Les faits récents, nous obligent, en tant qu'étudiants communistes, à
réagir. Nous nous saisissons de cette date symbolique qu'est le 14
juillet jour de fête nationale pour le faire, car la réponse au
référendum Grec nous montre qu'il reste encore bien des Bastilles à
prendre.

Le 14 juillet 1789, nos pères prirent la Bastille des mains des
monarchistes, cet « air de liberté » allait permettre la naissance de
notre République. C'est ainsi que les opprimés de l'époque (paysans,
artisans, bourgeois, militaires...) prirent les armes contre leurs
oppresseurs (aristocrates, monarchistes et clercs). Or, même si nous
savons que cette Révolution ne s'est pas toujours écrite à l'avantage
des classes populaires; notamment après l'installation au pouvoir de
la bourgeoisie la plus aisée, qui n'a pas hésité à assassiner les amis
et défenseurs du peuple qu'étaient Marat, Robespierre ou encore
Saint-Just, elle reste un des plus beaux exemples, de ce que le peuple
peut réaliser : l'accomplissement de ce que certains ont considéré à
l'époque comme une utopie.


Aujourd'hui, nous sommes donc le 14 Juillet 2015 et de tout cela, que
reste t-il à célébrer ?

Cette année, ce 14 juillet marque l'anniversaire d'un des symboles de
la Libération, puisqu'il qu'il y a 70 ans, après quatre ans
d'occupation, c'est en nation libre et souveraine que la France
célébrait sa fête nationale.

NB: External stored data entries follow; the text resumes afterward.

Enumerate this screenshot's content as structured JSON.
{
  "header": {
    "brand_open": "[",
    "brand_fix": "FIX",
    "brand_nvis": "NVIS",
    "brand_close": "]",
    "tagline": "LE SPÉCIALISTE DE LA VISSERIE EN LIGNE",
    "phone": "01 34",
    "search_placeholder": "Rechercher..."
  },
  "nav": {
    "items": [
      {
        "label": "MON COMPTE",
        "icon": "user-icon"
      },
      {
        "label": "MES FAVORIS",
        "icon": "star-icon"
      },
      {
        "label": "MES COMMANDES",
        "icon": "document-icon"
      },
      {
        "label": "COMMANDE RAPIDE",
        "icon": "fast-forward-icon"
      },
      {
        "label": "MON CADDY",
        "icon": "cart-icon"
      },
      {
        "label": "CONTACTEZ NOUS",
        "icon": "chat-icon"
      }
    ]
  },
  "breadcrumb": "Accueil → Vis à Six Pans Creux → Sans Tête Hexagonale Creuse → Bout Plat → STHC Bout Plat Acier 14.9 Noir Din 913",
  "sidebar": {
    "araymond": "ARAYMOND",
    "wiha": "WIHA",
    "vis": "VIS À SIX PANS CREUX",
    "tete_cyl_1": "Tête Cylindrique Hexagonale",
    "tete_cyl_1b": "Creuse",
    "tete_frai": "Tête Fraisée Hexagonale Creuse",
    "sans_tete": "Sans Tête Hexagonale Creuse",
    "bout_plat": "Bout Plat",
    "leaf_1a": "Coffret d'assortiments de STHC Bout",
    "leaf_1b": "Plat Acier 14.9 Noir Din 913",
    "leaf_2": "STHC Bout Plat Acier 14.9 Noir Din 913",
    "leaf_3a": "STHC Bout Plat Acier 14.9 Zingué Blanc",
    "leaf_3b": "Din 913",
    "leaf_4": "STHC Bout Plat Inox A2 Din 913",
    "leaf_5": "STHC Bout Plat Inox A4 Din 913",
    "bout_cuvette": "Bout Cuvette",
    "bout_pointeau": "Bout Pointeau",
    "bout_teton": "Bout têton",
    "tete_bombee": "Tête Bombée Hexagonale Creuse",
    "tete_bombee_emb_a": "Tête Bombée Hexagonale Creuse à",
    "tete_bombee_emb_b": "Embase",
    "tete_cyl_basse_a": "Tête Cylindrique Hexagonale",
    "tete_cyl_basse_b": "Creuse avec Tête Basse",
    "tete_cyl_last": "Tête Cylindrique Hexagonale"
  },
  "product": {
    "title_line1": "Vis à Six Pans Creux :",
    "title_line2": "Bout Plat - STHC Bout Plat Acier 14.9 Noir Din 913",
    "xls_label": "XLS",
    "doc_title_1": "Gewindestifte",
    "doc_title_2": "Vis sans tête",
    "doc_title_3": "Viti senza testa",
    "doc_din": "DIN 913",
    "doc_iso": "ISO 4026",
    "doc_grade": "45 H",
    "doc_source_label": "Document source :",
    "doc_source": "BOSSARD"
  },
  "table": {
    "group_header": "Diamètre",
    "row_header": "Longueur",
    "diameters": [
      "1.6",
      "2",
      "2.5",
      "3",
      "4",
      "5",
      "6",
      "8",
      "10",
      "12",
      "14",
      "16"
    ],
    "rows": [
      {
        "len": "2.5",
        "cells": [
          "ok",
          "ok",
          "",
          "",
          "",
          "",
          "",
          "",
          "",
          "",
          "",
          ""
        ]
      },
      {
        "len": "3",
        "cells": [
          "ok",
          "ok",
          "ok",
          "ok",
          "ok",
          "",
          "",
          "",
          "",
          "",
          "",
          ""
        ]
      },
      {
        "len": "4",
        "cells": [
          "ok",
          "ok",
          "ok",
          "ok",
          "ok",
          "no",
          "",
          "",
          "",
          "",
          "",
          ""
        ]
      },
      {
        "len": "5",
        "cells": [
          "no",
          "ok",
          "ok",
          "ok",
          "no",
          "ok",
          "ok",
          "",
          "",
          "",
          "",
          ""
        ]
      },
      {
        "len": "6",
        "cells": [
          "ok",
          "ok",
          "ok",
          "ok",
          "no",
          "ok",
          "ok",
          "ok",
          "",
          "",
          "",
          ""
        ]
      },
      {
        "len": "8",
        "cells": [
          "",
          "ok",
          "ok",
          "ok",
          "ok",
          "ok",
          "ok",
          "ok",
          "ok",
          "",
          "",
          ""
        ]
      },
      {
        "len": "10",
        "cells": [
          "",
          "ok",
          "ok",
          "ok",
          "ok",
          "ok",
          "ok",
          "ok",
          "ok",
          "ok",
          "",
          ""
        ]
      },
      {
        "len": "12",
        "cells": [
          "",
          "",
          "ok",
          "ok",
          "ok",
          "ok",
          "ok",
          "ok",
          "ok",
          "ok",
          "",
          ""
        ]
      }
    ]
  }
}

Libéré des armées allemandes, le peuple
français pouvait de nouveau scander sa devise révolutionnaire : «
Liberté, Egalité, Fraternité » et pouvait porter fièrement le drapeau
bleu,blanc,rouge, symbole du pouvoir du peuple sur le pays.

Cette période devait graver la nécessité pour les peuples de disposer
de leur souveraineté nationale et populaire. C'est du reste aussi
cette volonté portée par le Conseil National de la Résistance qui
était au cœur des réclamations des Algériens massacrés à Sétif.



Au delà de ça, les acquis de la Révolution et de la Libération
semblent bien loin. D'abord, l'aspect populaire de cette célébration
en est aujourd'hui gommé, non pas par le défilé militaire comme
certains pourrait le prétendre, mais bel et bien par la parade de nos
dirigeants et de leurs invités. Cette année, notre président a ainsi
convié son homologue mexicain, le président Enrique Peña Nieto,
celui-la même qui sous la tutelle des réseaux mafieux et du
gouvernement États-uniens viole les droits de son peuple, à l'image de
la tragique disparition de 43 de nos camarades étudiants mexicains.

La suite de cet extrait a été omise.